Dans ce contexte, nous proposons un tour d’horizon, qui synthétise ces protections, en tentant de dégager leurs particularités essentielles, tout en mentionnant certaines des évolutions envisagées par le Conseil fédéral dans son avant-projet de décembre 2023.
Nous tenons compte de la législation en vigueur à la date du 1er septembre 2024.
3. Droit cantonal
Les législations cantonales contiennent aussi des protections.
Par exemple, les femmes salariées domiciliées depuis 9 mois au moins dans le canton de Vaud ont droit durant 98 jours aux prestations dont elles sont exclues par la LAPG, soit parce qu’elles n’en remplissent pas les conditions, soit parce qu’elles accueillent en vue de l’adoption, après autorisation, un enfant de moins de 12 ans, autre que celui du conjoint (art. 20 VD-LVLAFam).
Le canton de Genève dispose d’une loi instituant une assurance en cas de maternité et d’adoption (GE-LAMat) ayant pour but de compléter les prestations prévues par la LAPG; elle prévoit notamment le paiement de l’allocation de maternité pour une durée de 16 semaines avec prolongation du droit de 12 semaines au plus en cas d’hospitalisation du nouveau-né (art. 5 GE-LAMat), avec un principe de subsidiarité par rapport aux allocations versées en application du droit fédéral (art. 6 GE-LAMat).
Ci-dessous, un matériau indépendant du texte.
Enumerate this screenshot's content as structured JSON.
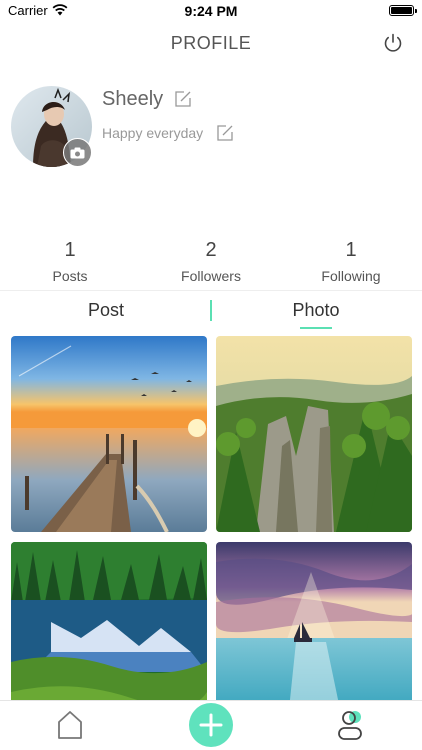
{
  "status_bar": {
    "carrier": "Carrier",
    "time": "9:24 PM"
  },
  "nav": {
    "title": "PROFILE",
    "power_icon": "power-icon"
  },
  "profile": {
    "name": "Sheely",
    "motto": "Happy everyday"
  },
  "stats": [
    {
      "value": "1",
      "label": "Posts"
    },
    {
      "value": "2",
      "label": "Followers"
    },
    {
      "value": "1",
      "label": "Following"
    }
  ],
  "tabs": {
    "post": "Post",
    "photo": "Photo",
    "active": "Photo"
  },
  "photos": [
    "pier-sunset",
    "forest-cliffs",
    "mountain-lake",
    "ocean-sunset"
  ],
  "tabbar": {
    "home_icon": "home-icon",
    "add_icon": "add-icon",
    "profile_icon": "profile-icon"
  },
  "colors": {
    "accent": "#5be0b3"
  }
}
En votation du 18 juin 2023, le peuple genevois a accepté l’initiative populaire prévoyant de compléter l’assurance-maternité cantonale existante par huit semaines en faveur de l’autre parent, financée à parts égales par les employeurs et les employés.
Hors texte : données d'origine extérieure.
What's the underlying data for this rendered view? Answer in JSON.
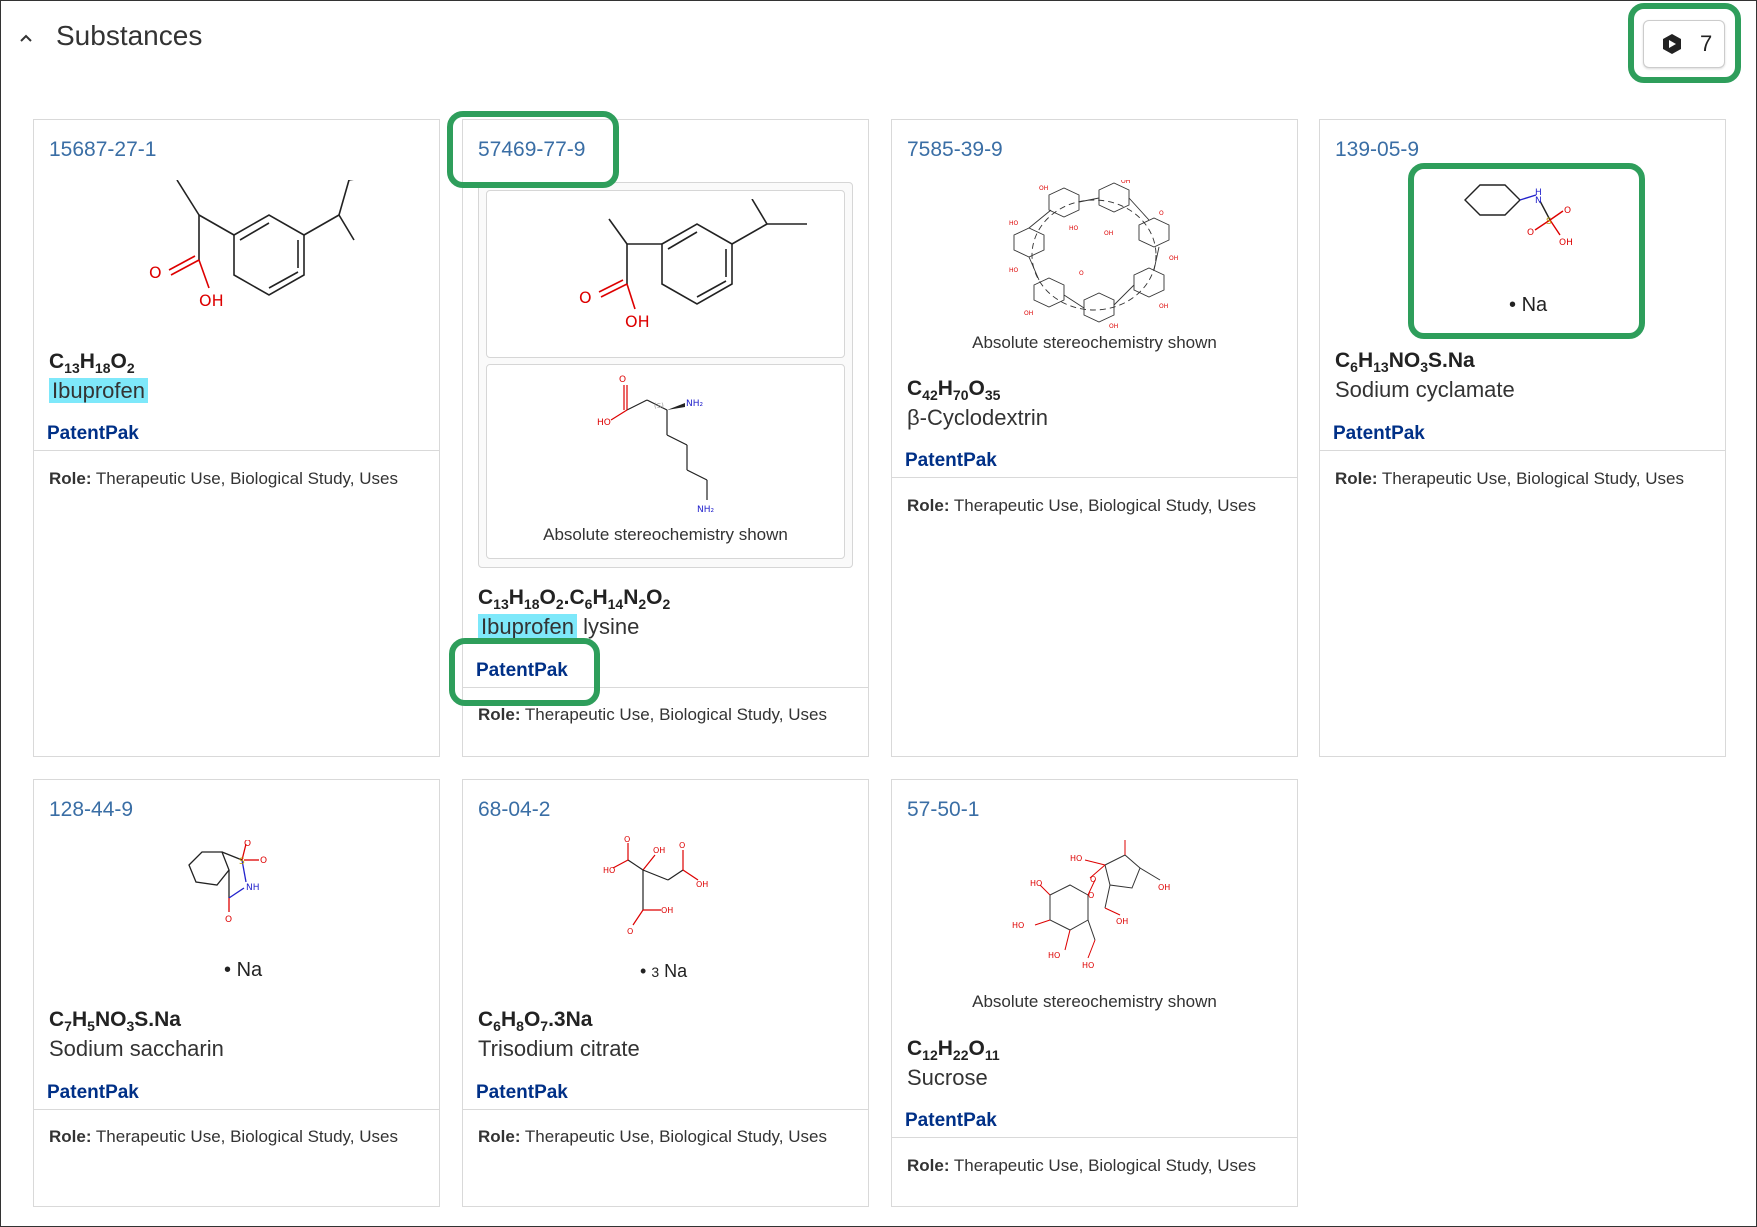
{
  "header": {
    "title": "Substances",
    "count": "7"
  },
  "common": {
    "patentpak": "PatentPak",
    "role_label": "Role:",
    "role_value": "Therapeutic Use, Biological Study, Uses",
    "stereo": "Absolute stereochemistry shown",
    "salt_na": "Na",
    "salt_3": "3"
  },
  "cards": [
    {
      "cas": "15687-27-1",
      "name": "Ibuprofen"
    },
    {
      "cas": "57469-77-9",
      "name_highlight": "Ibuprofen",
      "name_rest": " lysine"
    },
    {
      "cas": "7585-39-9",
      "name": "β-Cyclodextrin"
    },
    {
      "cas": "139-05-9",
      "name": "Sodium cyclamate"
    },
    {
      "cas": "128-44-9",
      "name": "Sodium saccharin"
    },
    {
      "cas": "68-04-2",
      "name": "Trisodium citrate"
    },
    {
      "cas": "57-50-1",
      "name": "Sucrose"
    }
  ],
  "colors": {
    "link": "#3a6ea5",
    "patentpak": "#003087",
    "highlight": "#7ee8fa",
    "callout": "#2e9e5b"
  }
}
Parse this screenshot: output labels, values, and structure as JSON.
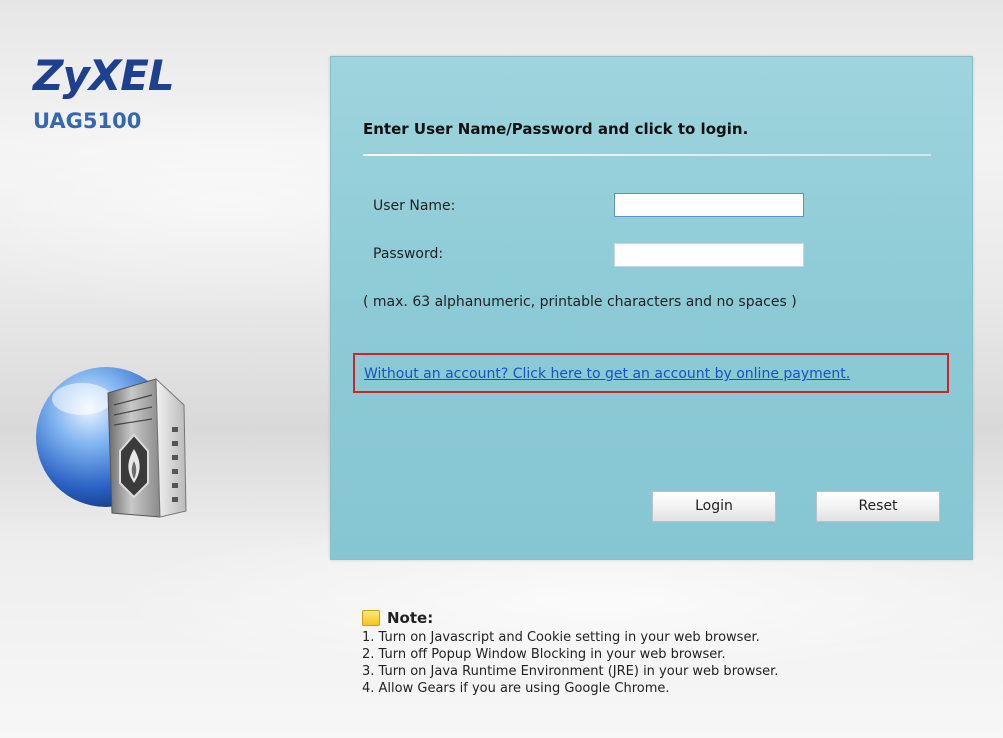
{
  "brand": {
    "logo": "ZyXEL",
    "model": "UAG5100"
  },
  "icons": {
    "product": "globe-firewall-icon",
    "note": "note-icon"
  },
  "colors": {
    "panel": "#8ccbd6",
    "brand": "#1f3f8f",
    "link": "#1a52c4",
    "highlight": "#d0242a"
  },
  "login": {
    "title": "Enter User Name/Password and click to login.",
    "username_label": "User Name:",
    "username_value": "",
    "password_label": "Password:",
    "password_value": "",
    "hint": "( max. 63 alphanumeric, printable characters and no spaces )",
    "account_link": "Without an account? Click here to get an account by online payment.",
    "login_button": "Login",
    "reset_button": "Reset"
  },
  "note": {
    "title": "Note:",
    "items": [
      "1. Turn on Javascript and Cookie setting in your web browser.",
      "2. Turn off Popup Window Blocking in your web browser.",
      "3. Turn on Java Runtime Environment (JRE) in your web browser.",
      "4. Allow Gears if you are using Google Chrome."
    ]
  }
}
Toutefois, compte tenu de son avis selon lequel les cantons ne disposent pas de la compétence générale d’introduire un congé parental ou de paternité cantonal plus étendu que ce qui est prévu par le droit fédéral pour les travailleurs au bénéfice d’un contrat de travail de droit privé, le Conseil fédéral a considéré que la modification de la Constitution genevoise en relation avec l’assurance cantonale de parentalité (art. 205 al. 3 et 4 Cst. GE) n’est pas totalement compatible avec le droit fédéral. Dans son message du 22 mai 2024, il a mentionné son ouverture à l’amélioration des libertés cantonales à ce sujet, en précisant qu’il a mis une modification de la LAPG en consultation, en prévoyant la possibilité pour les cantons d’étendre le congé paternité et de le financer, par exemple, par un supplément cantonal aux cotisations APG.
4. Congé de maternité
Le congé de maternité est prévu par l’art. 329f CO, qui a la teneur suivante:
1. En cas de maternité, la travailleuse a droit, après l’accouchement, à un congé d’au moins 14 semaines.
2. En cas d’hospitalisation du nouveau-né, le congé est prolongé d’une durée équivalente à la prolongation de la durée du versement de l’allocation de maternité.
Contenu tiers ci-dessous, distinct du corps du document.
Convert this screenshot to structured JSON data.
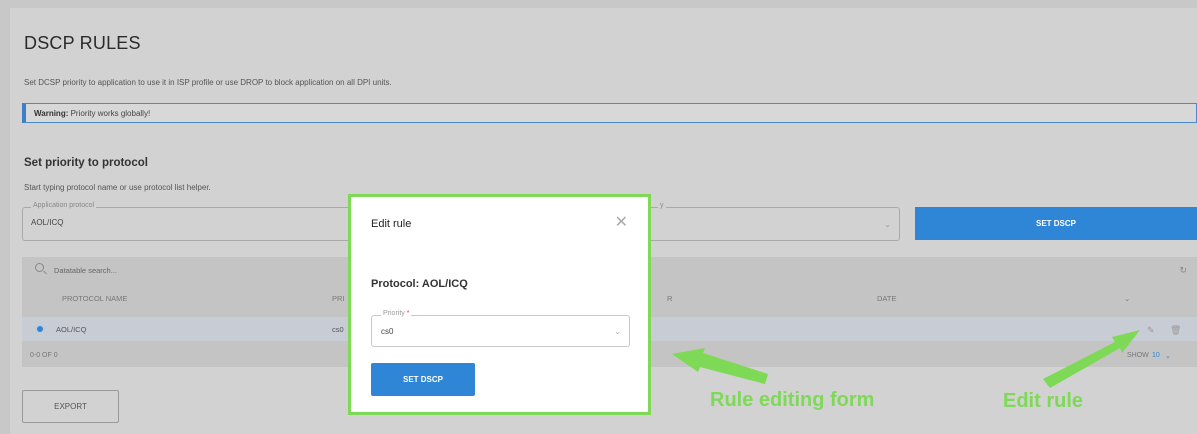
{
  "header": {
    "title": "DSCP RULES",
    "description": "Set DCSP priority to application to use it in ISP profile or use DROP to block application on all DPI units."
  },
  "warning": {
    "label": "Warning:",
    "text": " Priority works globally!"
  },
  "section": {
    "title": "Set priority to protocol",
    "description": "Start typing protocol name or use protocol list helper."
  },
  "form": {
    "app_protocol_label": "Application protocol",
    "app_protocol_value": "AOL/ICQ",
    "priority_label": "y",
    "set_button": "SET DSCP"
  },
  "table": {
    "search_placeholder": "Datatable search...",
    "columns": {
      "protocol": "PROTOCOL NAME",
      "priority": "PRI",
      "user": "R",
      "date": "DATE"
    },
    "rows": [
      {
        "protocol": "AOL/ICQ",
        "priority": "cs0"
      }
    ],
    "pagination": "0-0 OF 0",
    "show_label": "SHOW",
    "show_value": "10"
  },
  "export_button": "EXPORT",
  "modal": {
    "title": "Edit rule",
    "protocol_text": "Protocol: AOL/ICQ",
    "priority_label": "Priority",
    "required_mark": "*",
    "priority_value": "cs0",
    "button": "SET DSCP"
  },
  "annotations": {
    "form_label": "Rule editing form",
    "edit_label": "Edit rule"
  },
  "colors": {
    "accent": "#2f86d6",
    "highlight": "#7ed957",
    "warning_border": "#3f7fc8"
  },
  "icons": [
    "search-icon",
    "refresh-icon",
    "toggle-icon",
    "edit-icon",
    "delete-icon",
    "close-icon",
    "chevron-down-icon"
  ]
}
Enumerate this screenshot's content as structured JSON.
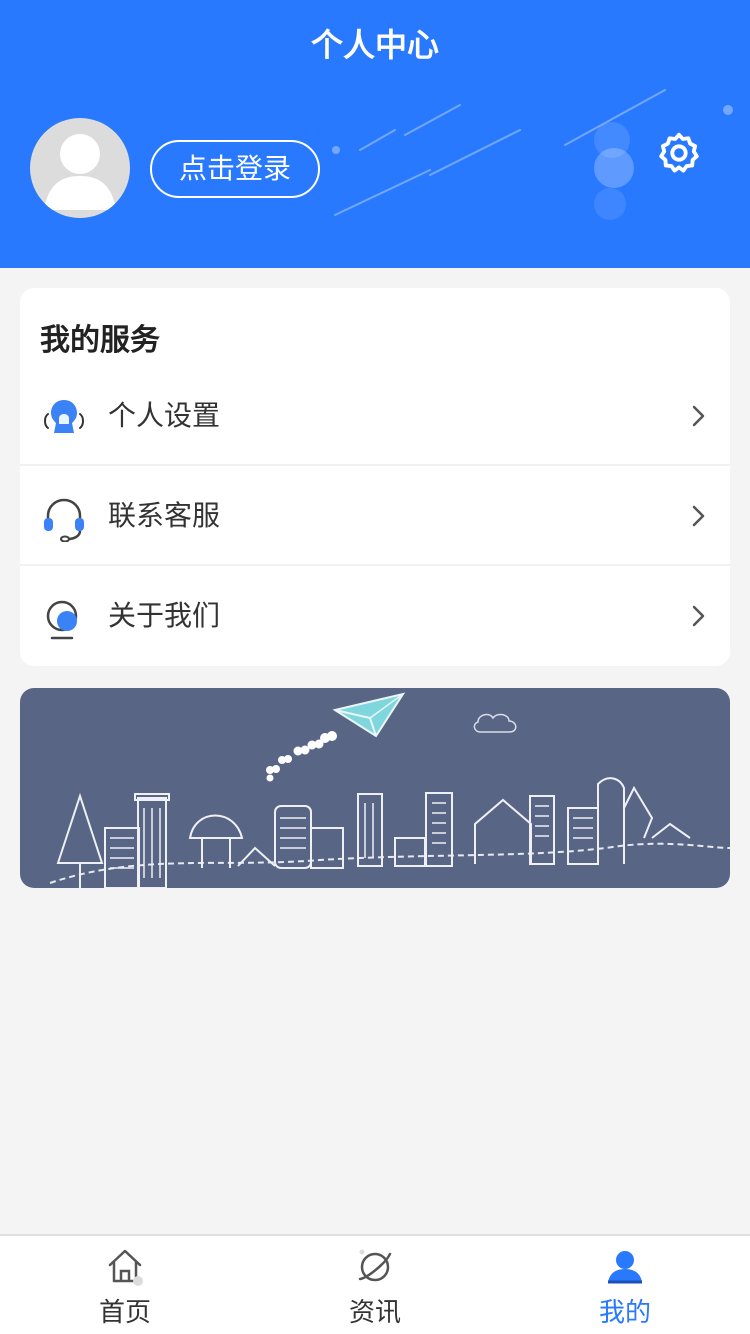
{
  "header": {
    "title": "个人中心",
    "login_label": "点击登录",
    "settings_icon": "gear-icon",
    "avatar_icon": "default-avatar-icon"
  },
  "services": {
    "title": "我的服务",
    "items": [
      {
        "label": "个人设置",
        "icon": "user-settings-icon"
      },
      {
        "label": "联系客服",
        "icon": "headset-icon"
      },
      {
        "label": "关于我们",
        "icon": "info-bubble-icon"
      }
    ]
  },
  "banner": {
    "image": "city-skyline-paper-plane-illustration"
  },
  "tabbar": {
    "items": [
      {
        "label": "首页",
        "icon": "home-icon",
        "active": false
      },
      {
        "label": "资讯",
        "icon": "planet-icon",
        "active": false
      },
      {
        "label": "我的",
        "icon": "user-icon",
        "active": true
      }
    ]
  },
  "colors": {
    "primary": "#2979ff",
    "banner_bg": "#596584",
    "page_bg": "#f4f4f4"
  }
}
3. En cas de décès de l’autre parent durant les six mois qui suivent la naissance de l’enfant, la travailleuse a droit à deux semaines de congé supplémentaires; celles-ci peuvent être prises sous la forme de semaines ou de journées dans un délai-cadre de six mois à compter du jour suivant le décès.
En outre, les conditions d’octroi de l’allocation de maternité figurent aux art. 16b ss. LAPG. L’indemnité journalière est égale à 80% du revenu moyen de l’activité lucrative obtenue avant le début du droit à l’allocation, le montant maximal étant plafonné à 220 francs par jour (art. 16e et f LAPG).
Le congé de maternité peut être synthétisé comme suit:
• Le droit au congé de maternité de 14 semaines après l’accouchement est inconditionnel, de sorte qu’il existe même si la mère ne remplit pas les conditions d’octroi de l’allocation de maternité (art. 329f al. 1 CO);
• en cas d’hospitalisation du nouveau-né, la prolongation du congé de maternité est soumise à la condition que la mère remplisse les conditions d’octroi de l’allocation de maternité pour cette période (art. 329f al. 2 CO et 16c al. 3 LAPG);
• le congé de maternité ne constitue pas une incapacité non fautive de travailler, de sorte que l’employeur n’est pas tenu de compléter les allocations de maternité (art. 324b CO) ou de suppléer à une éventuelle absence de réalisation des conditions d’octroi de celles-ci (art. 324a CO). Cependant, pour les mères dont l’activité est soumise à la loi sur le travail, la période d’interdiction de travailler pendant les huit semaines qui suivent l’accouchement constitue un cas d’application des art. 324a et 324b CO;
• le décès de l’enfant n’entraîne aucune réduction du congé de maternité.
Il est envisagé de modifier l’art. 329f al. 2 CO de façon à prolonger le congé de maternité de la durée de l’allocation de maternité lorsque la mère (et non seulement le nouveau-né) est hospitalisée dans les deux semaines après la naissance (art. 16c al. 3 AP-LAPG et 329f al. 2 AP-CO).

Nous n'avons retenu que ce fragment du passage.